You're right, now they've changed it. He is a clone, so he can appear anywhere he likes. Of course, you never saw my face, which is probably the best thing, really.
So when you were wearing the helmet and costume, what were you thinking to get into character?
When you look at yourself in the mirror with the helmet on it's almost like 'The Exorcist.' It's quite frightening. You just turn your head very slowly because you're aware of someone over there, then you turn slightly the other way and then you might just do two steps. Then I'd hold the gun with my hand cocked and ready. Boba Fett 'knows' and is very comfortable.
Were you mentally envisioning yourself as an assassin on the set?
Yeah, what you did is, when all of these people are around and Darth Vader is there, you just get into character.
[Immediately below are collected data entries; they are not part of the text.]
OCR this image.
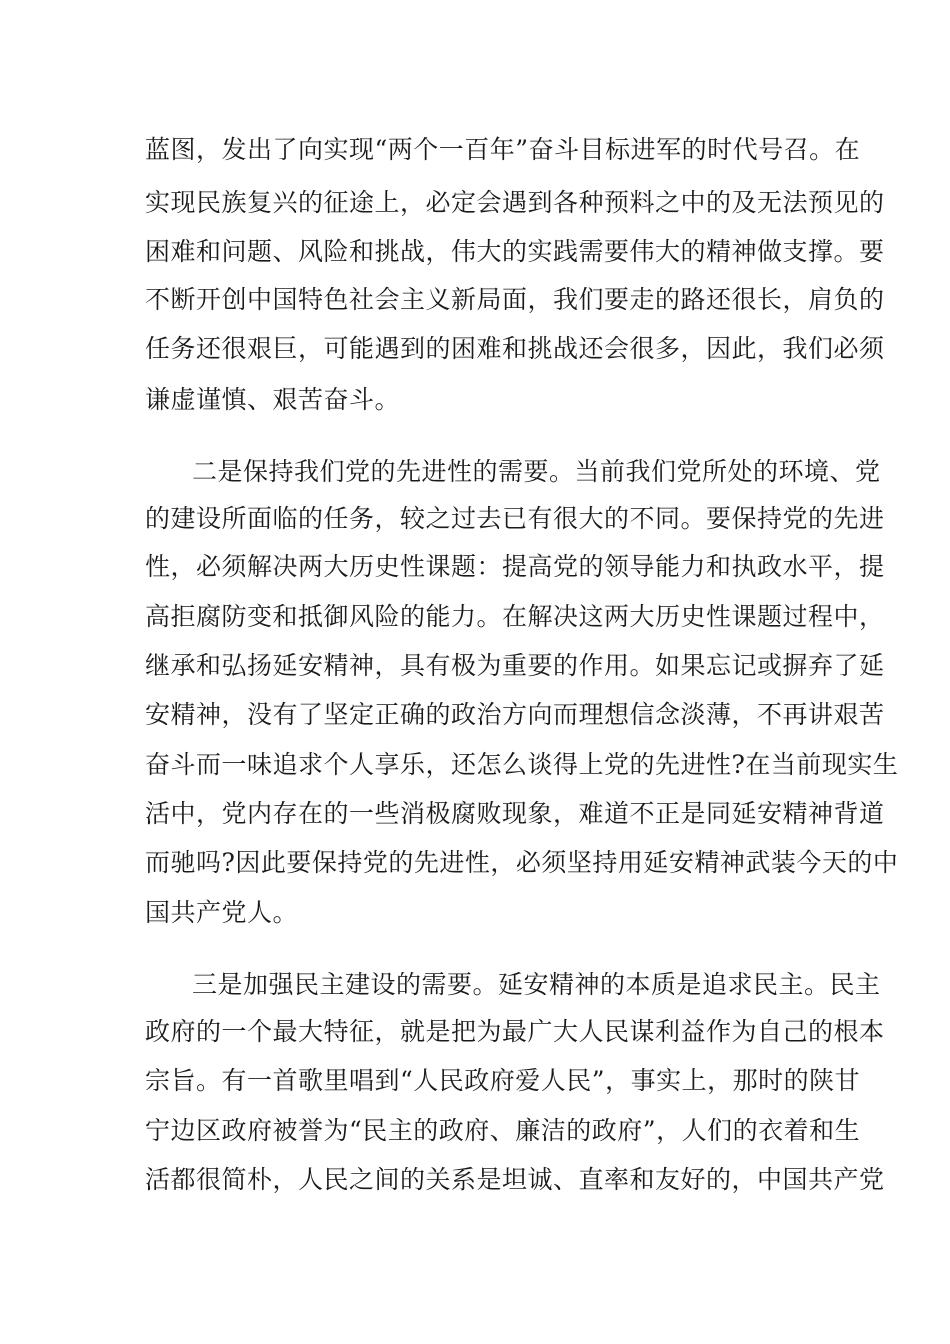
蓝图，发出了向实现“两个一百年”奋斗目标进军的时代号召。在
实现民族复兴的征途上，必定会遇到各种预料之中的及无法预见的
困难和问题、风险和挑战，伟大的实践需要伟大的精神做支撑。要
不断开创中国特色社会主义新局面，我们要走的路还很长，肩负的
任务还很艰巨，可能遇到的困难和挑战还会很多，因此，我们必须
谦虚谨慎、艰苦奋斗。
二是保持我们党的先进性的需要。当前我们党所处的环境、党
的建设所面临的任务，较之过去已有很大的不同。要保持党的先进
性，必须解决两大历史性课题：提高党的领导能力和执政水平，提
高拒腐防变和抵御风险的能力。在解决这两大历史性课题过程中，
继承和弘扬延安精神，具有极为重要的作用。如果忘记或摒弃了延
安精神，没有了坚定正确的政治方向而理想信念淡薄，不再讲艰苦
奋斗而一味追求个人享乐，还怎么谈得上党的先进性?在当前现实生
活中，党内存在的一些消极腐败现象，难道不正是同延安精神背道
而驰吗?因此要保持党的先进性，必须坚持用延安精神武装今天的中
国共产党人。
三是加强民主建设的需要。延安精神的本质是追求民主。民主
政府的一个最大特征，就是把为最广大人民谋利益作为自己的根本
宗旨。有一首歌里唱到“人民政府爱人民”，事实上，那时的陕甘
宁边区政府被誉为“民主的政府、廉洁的政府”，人们的衣着和生
活都很简朴，人民之间的关系是坦诚、直率和友好的，中国共产党
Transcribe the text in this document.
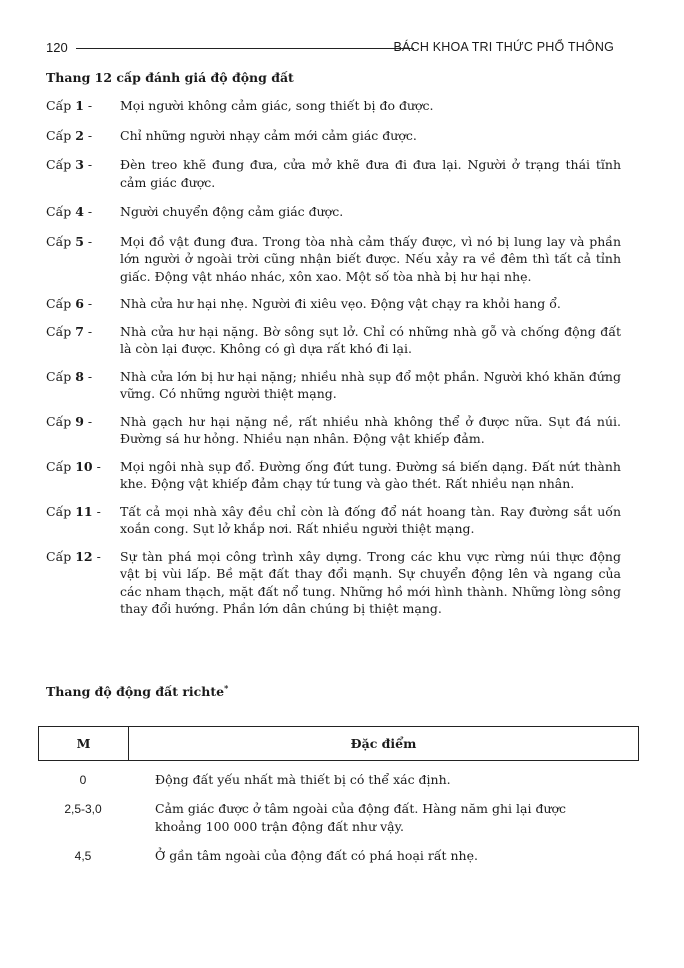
120	BÁCH KHOA TRI THỨC PHỔ THÔNG
Thang 12 cấp đánh giá độ động đất
Cấp 1 - Mọi người không cảm giác, song thiết bị đo được.
Cấp 2 - Chỉ những người nhạy cảm mới cảm giác được.
Cấp 3 - Đèn treo khẽ đung đưa, cửa mở khẽ đưa đi đưa lại. Người ở trạng thái tĩnh cảm giác được.
Cấp 4 - Người chuyển động cảm giác được.
Cấp 5 - Mọi đồ vật đung đưa. Trong tòa nhà cảm thấy được, vì nó bị lung lay và phần lớn người ở ngoài trời cũng nhận biết được. Nếu xảy ra về đêm thì tất cả tỉnh giấc. Động vật nháo nhác, xôn xao. Một số tòa nhà bị hư hại nhẹ.
Cấp 6 - Nhà cửa hư hại nhẹ. Người đi xiêu vẹo. Động vật chạy ra khỏi hang ổ.
Cấp 7 - Nhà cửa hư hại nặng. Bờ sông sụt lở. Chỉ có những nhà gỗ và chống động đất là còn lại được. Không có gì dựa rất khó đi lại.
Cấp 8 - Nhà cửa lớn bị hư hại nặng; nhiều nhà sụp đổ một phần. Người khó khăn đứng vững. Có những người thiệt mạng.
Cấp 9 - Nhà gạch hư hại nặng nề, rất nhiều nhà không thể ở được nữa. Sụt đá núi. Đường sá hư hỏng. Nhiều nạn nhân. Động vật khiếp đảm.
Cấp 10 - Mọi ngôi nhà sụp đổ. Đường ống đứt tung. Đường sá biến dạng. Đất nứt thành khe. Động vật khiếp đảm chạy tứ tung và gào thét. Rất nhiều nạn nhân.
Cấp 11 - Tất cả mọi nhà xây đều chỉ còn là đống đổ nát hoang tàn. Ray đường sắt uốn xoắn cong. Sụt lở khắp nơi. Rất nhiều người thiệt mạng.
Cấp 12 - Sự tàn phá mọi công trình xây dựng. Trong các khu vực rừng núi thực động vật bị vùi lấp. Bề mặt đất thay đổi mạnh. Sự chuyển động lên và ngang của các nham thạch, mặt đất nổ tung. Những hồ mới hình thành. Những lòng sông thay đổi hướng. Phần lớn dân chúng bị thiệt mạng.
Thang độ động đất richte*
M	Đặc điểm
0	Động đất yếu nhất mà thiết bị có thể xác định.
2,5-3,0	Cảm giác được ở tâm ngoài của động đất. Hàng năm ghi lại được khoảng 100 000 trận động đất như vậy.
4,5	Ở gần tâm ngoài của động đất có phá hoại rất nhẹ.
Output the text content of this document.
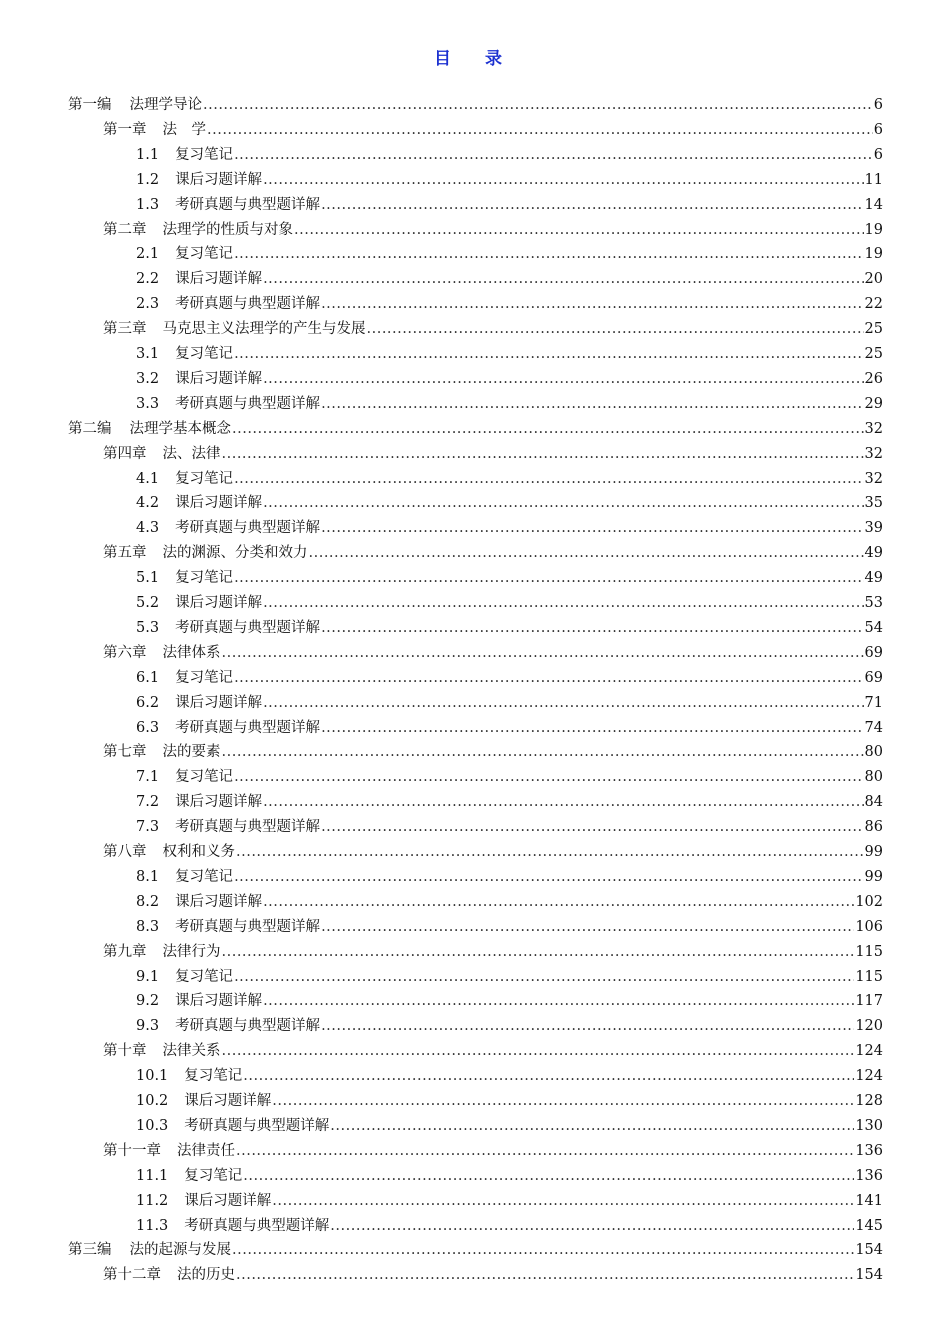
目 录
第一编 法理学导论 .....	6
第一章 法　学 .....	6
1.1 复习笔记 .....	6
1.2 课后习题详解 .....	11
1.3 考研真题与典型题详解 .....	14
第二章 法理学的性质与对象 .....	19
2.1 复习笔记 .....	19
2.2 课后习题详解 .....	20
2.3 考研真题与典型题详解 .....	22
第三章 马克思主义法理学的产生与发展 .....	25
3.1 复习笔记 .....	25
3.2 课后习题详解 .....	26
3.3 考研真题与典型题详解 .....	29
第二编 法理学基本概念 .....	32
第四章 法、法律 .....	32
4.1 复习笔记 .....	32
4.2 课后习题详解 .....	35
4.3 考研真题与典型题详解 .....	39
第五章 法的渊源、分类和效力 .....	49
5.1 复习笔记 .....	49
5.2 课后习题详解 .....	53
5.3 考研真题与典型题详解 .....	54
第六章 法律体系 .....	69
6.1 复习笔记 .....	69
6.2 课后习题详解 .....	71
6.3 考研真题与典型题详解 .....	74
第七章 法的要素 .....	80
7.1 复习笔记 .....	80
7.2 课后习题详解 .....	84
7.3 考研真题与典型题详解 .....	86
第八章 权利和义务 .....	99
8.1 复习笔记 .....	99
8.2 课后习题详解 .....	102
8.3 考研真题与典型题详解 .....	106
第九章 法律行为 .....	115
9.1 复习笔记 .....	115
9.2 课后习题详解 .....	117
9.3 考研真题与典型题详解 .....	120
第十章 法律关系 .....	124
10.1 复习笔记 .....	124
10.2 课后习题详解 .....	128
10.3 考研真题与典型题详解 .....	130
第十一章 法律责任 .....	136
11.1 复习笔记 .....	136
11.2 课后习题详解 .....	141
11.3 考研真题与典型题详解 .....	145
第三编 法的起源与发展 .....	154
第十二章 法的历史 .....	154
Not heavily, it's not as if I need several weeks' rehearsal. It's just his clothing, his gun, his ideal -- perfect assassin.
Of course, now there are people who are carrying on Boba Fett's costumed tradition, like the 501st Legion. Is it true you're an honorary member?
Yes, I have my own costume made by The Dented Helmet presented to me a few years ago. It's amazing, 26 different people had a hand in its construction. Someone made the gun, someone polished the helmet, someone made the costume and someone put the green paint on. When they presented it to me at the Dallas Comic-Con, I was quite shocked at how emotional I was. Because they loved 'Star Wars' they made the outfit for me. It was just fantastic.
What are you doing post-Boba?
I guest-starred as a creepy barrister on 'Law & Order: UK.' It was quite fun. I've just done a short film that takes place during the time of Jack the Ripper and will be premiering at a festival. There's no actual dialogue. Although I'm speaking, you don't hear it. It's an interesting experiment from a young director.
I guess the anonimity of the Boba Fett role gives you a chance to try a lot of different things. True?
It's very freeing. My son used to say to me, 'Dad, you put a bucket over your head and you become famous,' and it works. He was right.